他夏侯青鋒,短短幾年時間,在武威境內,拚出了青衣大盜的“惡名”,可不是簡單的只有一身超越本身境界的遁法,沒有足夠的實力,他豈會來到這武都城中?
目光血紅,身軀之上,則是青光濃鬱,此刻的夏侯青鋒,揮手之間,無數青葉爆發,令人心驚,那青葉的威力,比之以往,不知強了多少,連萬振和冷蕭風都不能硬扛, 只能伺機閃躲。
不遠處,王天摯和鍾奉的戰鬥,更是驚天動地,雖然此刻是在武都之內,王天摯佔據了天時地利,可是鍾奉作為夜月樓在武威境內的一把手,豈會沒有幾分能力,加上鍾奉很清楚,若是繼續糾纏下去,那等到武都之中其余人反應過來,他絕對逃不掉,所以一招一式之間,盡是搏命,而王天摯想要生擒鍾奉,出手雖然凌厲迅疾,可是比起鍾奉,在氣勢上,就稍稍弱了一籌。
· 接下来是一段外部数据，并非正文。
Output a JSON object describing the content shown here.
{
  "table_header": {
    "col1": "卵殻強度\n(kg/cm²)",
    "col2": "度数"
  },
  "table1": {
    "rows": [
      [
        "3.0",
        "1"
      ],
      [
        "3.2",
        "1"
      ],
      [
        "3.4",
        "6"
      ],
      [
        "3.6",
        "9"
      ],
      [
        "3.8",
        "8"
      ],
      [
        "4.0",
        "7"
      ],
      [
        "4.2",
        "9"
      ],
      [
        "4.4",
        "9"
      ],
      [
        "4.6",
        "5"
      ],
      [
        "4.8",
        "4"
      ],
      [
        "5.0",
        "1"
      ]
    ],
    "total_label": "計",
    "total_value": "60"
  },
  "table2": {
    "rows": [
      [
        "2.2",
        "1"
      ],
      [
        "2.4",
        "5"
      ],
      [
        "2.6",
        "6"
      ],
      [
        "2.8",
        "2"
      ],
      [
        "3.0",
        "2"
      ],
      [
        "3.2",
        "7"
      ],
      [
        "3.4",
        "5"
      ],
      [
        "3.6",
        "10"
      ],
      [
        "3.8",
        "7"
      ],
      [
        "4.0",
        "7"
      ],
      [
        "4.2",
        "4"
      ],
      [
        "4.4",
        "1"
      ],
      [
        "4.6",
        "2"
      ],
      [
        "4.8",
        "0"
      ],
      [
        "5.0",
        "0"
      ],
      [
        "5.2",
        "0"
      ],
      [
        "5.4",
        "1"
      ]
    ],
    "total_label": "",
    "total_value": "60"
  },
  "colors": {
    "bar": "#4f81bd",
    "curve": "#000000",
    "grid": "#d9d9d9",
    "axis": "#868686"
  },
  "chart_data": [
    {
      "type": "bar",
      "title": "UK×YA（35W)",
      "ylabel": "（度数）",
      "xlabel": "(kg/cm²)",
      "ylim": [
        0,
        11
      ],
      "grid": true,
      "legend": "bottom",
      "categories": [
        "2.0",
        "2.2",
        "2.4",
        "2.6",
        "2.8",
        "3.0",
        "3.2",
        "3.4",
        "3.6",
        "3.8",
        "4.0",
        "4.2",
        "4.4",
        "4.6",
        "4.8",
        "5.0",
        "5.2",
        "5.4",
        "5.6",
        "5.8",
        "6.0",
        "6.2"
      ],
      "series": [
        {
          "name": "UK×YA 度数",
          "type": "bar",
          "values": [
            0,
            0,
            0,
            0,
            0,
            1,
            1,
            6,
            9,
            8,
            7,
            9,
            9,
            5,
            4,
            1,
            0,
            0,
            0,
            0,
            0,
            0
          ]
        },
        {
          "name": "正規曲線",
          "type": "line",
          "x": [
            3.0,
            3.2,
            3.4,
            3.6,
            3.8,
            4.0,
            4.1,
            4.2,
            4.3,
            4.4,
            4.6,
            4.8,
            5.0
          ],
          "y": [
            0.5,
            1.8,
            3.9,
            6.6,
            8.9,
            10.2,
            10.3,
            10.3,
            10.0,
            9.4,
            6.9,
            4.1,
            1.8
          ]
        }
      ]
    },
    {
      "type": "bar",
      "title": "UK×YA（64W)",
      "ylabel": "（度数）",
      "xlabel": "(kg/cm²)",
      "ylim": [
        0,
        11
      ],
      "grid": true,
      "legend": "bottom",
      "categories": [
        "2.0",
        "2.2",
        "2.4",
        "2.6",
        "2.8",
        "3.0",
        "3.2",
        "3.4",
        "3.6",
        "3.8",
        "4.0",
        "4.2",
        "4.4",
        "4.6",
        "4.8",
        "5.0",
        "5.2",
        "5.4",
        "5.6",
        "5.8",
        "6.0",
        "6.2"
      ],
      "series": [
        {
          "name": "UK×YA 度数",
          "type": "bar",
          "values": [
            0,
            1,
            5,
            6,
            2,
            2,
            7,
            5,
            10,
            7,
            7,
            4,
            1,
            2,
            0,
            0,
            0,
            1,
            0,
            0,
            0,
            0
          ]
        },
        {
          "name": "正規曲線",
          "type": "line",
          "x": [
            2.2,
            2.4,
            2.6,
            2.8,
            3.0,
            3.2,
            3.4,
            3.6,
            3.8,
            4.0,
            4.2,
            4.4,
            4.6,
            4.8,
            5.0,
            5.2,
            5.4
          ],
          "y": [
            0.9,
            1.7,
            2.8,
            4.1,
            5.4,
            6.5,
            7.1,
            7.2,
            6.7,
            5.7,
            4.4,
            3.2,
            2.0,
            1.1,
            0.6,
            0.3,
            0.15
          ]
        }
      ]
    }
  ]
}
高手交鋒,勝負只在毫厘之間,稍弱一籌,積累到了最後,便是難以挽回的頹勢。
這一點,鍾奉知道,王天摯知道。若是野外交手,鍾奉有信心最後獲取勝利,但是現在,他需要做的,則是逃脫此地,最好還能帶著夏侯青鋒一起逃離,而王天摯所求,則是將其糾纏住,等待他人前來。
王天摯心中也是一歎,這次還是大意了,本以為這夏侯青鋒即使和北魏的夜月樓有聯系,這次也只不過會端掉夜月樓的一處據點,所以王天摯除去夏子安之外,並沒有通知其余之人,誰能想到,鍾奉居然會出現在此地。
鍾奉作為北魏夜月樓在武威境內的總負責人,這些年,不知給武威造成了多少麻煩,入股早知道會遇到鍾奉,那王天摯說什麽,也要從軍中和宮中請出幾尊高人,不惜一切代價,將鍾奉拿下。
可是現在,夏子安有需要對敵之人,四名副統領正在對付夏侯青鋒,自己一人,恐怕難以擒下鍾奉,只能是期望,等會兒,會有人及時趕來,到時候鍾奉便是上天無路,入地無門。